SAN FRANCISCO (GenomeWeb) – Startup Gencove, which spun out of the New York Genome Center last year, aims to make next-generation sequencing more accessible by offering low-cost and low-coverage whole-genome sequencing services.
Joe Pickrell, co-founder and CEO, said that Gencove's expertise is in developing the imputation algorithms and informatics necessary to extract useful information from low-coverage sequence data. The result, he said, is a product that is cost-competitive with genotyping microarrays but with more data.
Previously, Pickrell had developed an app called Seeq for individuals who wanted to participate in genetic studies and get genetic ancestry data. Gencove is essentially Seeq with a different name, Pickrell said. In addition, the company is shifting away from the consumer ancestry business to focus on selling its services to academic, biotech, and pharmaceutical researchers instead.
Last year, the company raised $1 million in funding from early-stage technology investors and currently has five full-time employees.
Gencove now offers three products — its core 0.4-fold whole-genome sequencing product, 1x whole-genome sequencing coverage, and a custom designed product that combines one of the low-coverage sequencing products with increased coverage on specific targets.
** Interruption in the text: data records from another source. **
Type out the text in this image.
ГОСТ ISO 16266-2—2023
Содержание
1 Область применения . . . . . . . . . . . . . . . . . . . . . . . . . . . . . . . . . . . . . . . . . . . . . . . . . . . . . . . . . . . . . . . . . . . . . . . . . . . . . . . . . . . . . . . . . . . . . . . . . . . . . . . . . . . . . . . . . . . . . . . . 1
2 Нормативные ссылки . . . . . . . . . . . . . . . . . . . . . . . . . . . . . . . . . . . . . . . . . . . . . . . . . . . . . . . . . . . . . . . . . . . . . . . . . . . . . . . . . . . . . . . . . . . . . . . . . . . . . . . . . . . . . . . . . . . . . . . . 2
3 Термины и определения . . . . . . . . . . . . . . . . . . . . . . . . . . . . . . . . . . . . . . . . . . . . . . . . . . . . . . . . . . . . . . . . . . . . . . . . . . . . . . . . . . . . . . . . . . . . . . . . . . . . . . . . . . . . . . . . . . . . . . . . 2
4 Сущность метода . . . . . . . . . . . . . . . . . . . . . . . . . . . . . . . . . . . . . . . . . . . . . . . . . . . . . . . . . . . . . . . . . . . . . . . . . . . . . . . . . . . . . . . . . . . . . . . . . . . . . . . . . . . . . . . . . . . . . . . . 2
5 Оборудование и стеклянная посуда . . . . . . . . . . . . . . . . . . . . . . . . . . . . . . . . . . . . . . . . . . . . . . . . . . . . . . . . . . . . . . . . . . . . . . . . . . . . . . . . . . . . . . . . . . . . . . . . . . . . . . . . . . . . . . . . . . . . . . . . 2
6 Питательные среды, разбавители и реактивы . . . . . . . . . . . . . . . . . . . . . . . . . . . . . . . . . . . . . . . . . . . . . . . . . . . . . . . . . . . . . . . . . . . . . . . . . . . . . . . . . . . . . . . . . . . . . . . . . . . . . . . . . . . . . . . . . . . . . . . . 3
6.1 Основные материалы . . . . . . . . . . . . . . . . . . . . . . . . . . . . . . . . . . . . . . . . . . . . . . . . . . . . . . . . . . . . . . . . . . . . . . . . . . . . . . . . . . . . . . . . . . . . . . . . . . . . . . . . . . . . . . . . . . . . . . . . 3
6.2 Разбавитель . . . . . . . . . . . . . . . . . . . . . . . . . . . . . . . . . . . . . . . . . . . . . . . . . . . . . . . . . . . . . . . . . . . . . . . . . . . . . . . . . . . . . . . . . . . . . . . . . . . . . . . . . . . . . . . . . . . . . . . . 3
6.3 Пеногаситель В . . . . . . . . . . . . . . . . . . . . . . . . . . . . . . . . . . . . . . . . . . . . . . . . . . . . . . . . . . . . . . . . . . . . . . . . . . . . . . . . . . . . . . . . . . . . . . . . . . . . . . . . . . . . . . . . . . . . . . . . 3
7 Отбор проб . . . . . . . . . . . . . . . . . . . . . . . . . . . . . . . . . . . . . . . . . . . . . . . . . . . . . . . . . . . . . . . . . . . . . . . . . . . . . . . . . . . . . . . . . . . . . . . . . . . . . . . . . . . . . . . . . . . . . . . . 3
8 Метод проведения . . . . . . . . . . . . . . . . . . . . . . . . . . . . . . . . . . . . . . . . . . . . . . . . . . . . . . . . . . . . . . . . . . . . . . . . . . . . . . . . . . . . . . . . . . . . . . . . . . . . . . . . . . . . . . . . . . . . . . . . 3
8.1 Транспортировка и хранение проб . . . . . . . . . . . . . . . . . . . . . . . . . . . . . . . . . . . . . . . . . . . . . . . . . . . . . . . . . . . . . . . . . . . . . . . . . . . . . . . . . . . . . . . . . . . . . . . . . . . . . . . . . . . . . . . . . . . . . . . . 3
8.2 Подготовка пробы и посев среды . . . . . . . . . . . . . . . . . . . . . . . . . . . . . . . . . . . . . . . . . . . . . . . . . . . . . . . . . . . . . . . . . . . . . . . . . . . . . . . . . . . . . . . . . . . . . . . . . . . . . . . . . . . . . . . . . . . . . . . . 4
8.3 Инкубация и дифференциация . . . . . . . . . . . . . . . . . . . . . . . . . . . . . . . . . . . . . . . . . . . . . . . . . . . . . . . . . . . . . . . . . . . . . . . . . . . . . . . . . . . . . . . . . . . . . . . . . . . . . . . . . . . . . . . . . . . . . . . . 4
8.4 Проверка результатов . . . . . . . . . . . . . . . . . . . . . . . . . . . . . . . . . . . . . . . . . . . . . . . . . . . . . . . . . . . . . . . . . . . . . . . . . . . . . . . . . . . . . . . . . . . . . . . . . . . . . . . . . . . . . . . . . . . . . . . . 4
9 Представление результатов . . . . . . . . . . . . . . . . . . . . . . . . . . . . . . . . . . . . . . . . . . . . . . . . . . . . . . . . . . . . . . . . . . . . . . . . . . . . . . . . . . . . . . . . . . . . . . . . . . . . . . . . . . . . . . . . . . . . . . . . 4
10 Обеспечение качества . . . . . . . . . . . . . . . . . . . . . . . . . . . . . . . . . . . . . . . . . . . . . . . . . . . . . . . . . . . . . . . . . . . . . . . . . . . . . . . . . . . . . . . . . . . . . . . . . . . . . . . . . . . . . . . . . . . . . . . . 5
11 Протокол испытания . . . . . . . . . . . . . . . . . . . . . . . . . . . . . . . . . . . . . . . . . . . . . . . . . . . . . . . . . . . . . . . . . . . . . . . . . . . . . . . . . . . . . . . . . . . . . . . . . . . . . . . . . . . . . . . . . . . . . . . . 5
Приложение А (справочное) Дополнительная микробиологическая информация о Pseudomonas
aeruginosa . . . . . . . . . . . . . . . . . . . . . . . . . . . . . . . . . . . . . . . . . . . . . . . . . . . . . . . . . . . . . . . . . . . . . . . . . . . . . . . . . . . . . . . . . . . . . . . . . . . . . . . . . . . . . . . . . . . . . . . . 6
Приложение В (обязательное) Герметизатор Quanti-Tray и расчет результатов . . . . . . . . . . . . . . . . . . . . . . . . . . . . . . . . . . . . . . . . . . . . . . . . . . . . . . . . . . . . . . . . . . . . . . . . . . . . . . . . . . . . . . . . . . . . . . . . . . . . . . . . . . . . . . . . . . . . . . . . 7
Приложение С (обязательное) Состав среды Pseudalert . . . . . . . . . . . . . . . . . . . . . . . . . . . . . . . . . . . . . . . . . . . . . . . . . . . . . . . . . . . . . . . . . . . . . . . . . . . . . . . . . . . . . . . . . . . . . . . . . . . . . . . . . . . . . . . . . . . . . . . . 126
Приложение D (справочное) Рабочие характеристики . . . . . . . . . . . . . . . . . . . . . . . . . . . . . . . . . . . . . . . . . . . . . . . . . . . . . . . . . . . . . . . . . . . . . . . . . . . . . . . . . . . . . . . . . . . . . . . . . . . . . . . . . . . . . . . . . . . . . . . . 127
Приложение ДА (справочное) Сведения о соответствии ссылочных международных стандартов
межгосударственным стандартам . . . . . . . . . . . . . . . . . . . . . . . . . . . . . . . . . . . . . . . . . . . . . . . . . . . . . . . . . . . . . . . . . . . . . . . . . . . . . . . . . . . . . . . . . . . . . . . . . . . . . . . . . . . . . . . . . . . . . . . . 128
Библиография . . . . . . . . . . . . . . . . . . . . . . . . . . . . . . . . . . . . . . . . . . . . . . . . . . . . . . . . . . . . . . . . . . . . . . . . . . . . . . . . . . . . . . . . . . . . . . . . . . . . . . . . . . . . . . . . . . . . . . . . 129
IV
Pricing is $50 for the 0.4x genome, $90 for the 1x genome, and pricing varies for the custom product depending on the specific project.
Although next-generation sequencing is now ubiquitous, Pickrell said that many academic groups with plenty of sequencing capacity choose to use Gencove's service because of the customized library prep and algorithms. Library prep for low-coverage sequencing is different in that it relies on miniaturization, which enables less input material to be used, Pickrell said. But, the main advantage that Gencove says it offers is in the imputation algorithms. "There were not existing tools to do that," Pickrell said, "so we developed our own."
The imputation algorithms use statistics to infer a specific genotype using known haplotypes from other datasets, like the 1,000 Genomes or HapMap datasets. The method has a cost advantage over deeper sequencing and also has an advantage over genotyping microarrays because it generates more data and it does not rely on an a priori set of known variants, Pickrell said.
"A lot of genotyping arrays have biases in that they look only at variants previously discovered in European populations," Pickrell said. But, whole-genome sequencing can be used regardless of ancestry, and despite sequencing to low coverage, novel variants can still be discovered if the sample size is large enough.
Pickrell said that the group has done some pilot projects and determined that when sequencing to 1x coverage, a variant needs to be present about 10 times in order to confidently call it. He added that the firm does plan to publish results of its work, but did not yet have a timeline for that.
Although Gencove's first product was an ancestry test geared toward individual consumers, Pickrell said that the company has decided to change its focus to the research market, and as a result will suspend its individual ancestry service in June.
After launching the consumer product, Pickrell said the company began hearing from researchers interested in using the service for studies where genotyping arrays would traditionally be used. "We had to make a decision on where to allocate resources," Pickrell said.
The company has disclosed three projects it is currently involved in: collaborations with the Broad Institute, the University of Michigan, and the Baker Institute's Systems Genomics Laboratory in Australia.
With the University of Michigan, Gencove is using its platform to do genome-wide association studies to calculate risk of certain diseases in conjunction with an ongoing study at the university on income dynamics. With the Baker Institute, it is studying risk for celiac disease, and with the Broad Institute, Gencove is working to develop imputation algorithms that can be used for dog genetics.
Currently, Gencove is a service-based company, but Pickrell said that the firm is considering developing the software into a kit that could be sold as a standalone product. In addition, he said that while currently the services are research use only, he anticipates that low-coverage whole-genome sequencing could eventually be used for clinical purposes, adding that moving into the clinical space is "definitely on the roadmap" and would likely take the form of a partnership with a hospital system. Whether the company would develop diagnostic-based tests or focus more on disease risk prediction is still being considered.
In terms of competition, Pickrell said that although other companies are not currently offering low-coverage sequencing services, the main competition is in the genotyping array market. The array market has seen somewhat of a resurgence in recent years due to growing consumer demand for ancestry and health-based tests from companies like 23andMe and Ancestry.com.
Pickrell thinks that Gencove will be able to compete in the research market on price and because sequencing inherently provides more information than arrays. In addition, it would likely compete with research groups already doing genotyping-by-sequencing. Although not as widespread as microarrays, several groups have developed genotyping-by-sequencing pipelines, and researchers particularly in the crop and livestock genomics space have turned to genotyping-by-sequencing.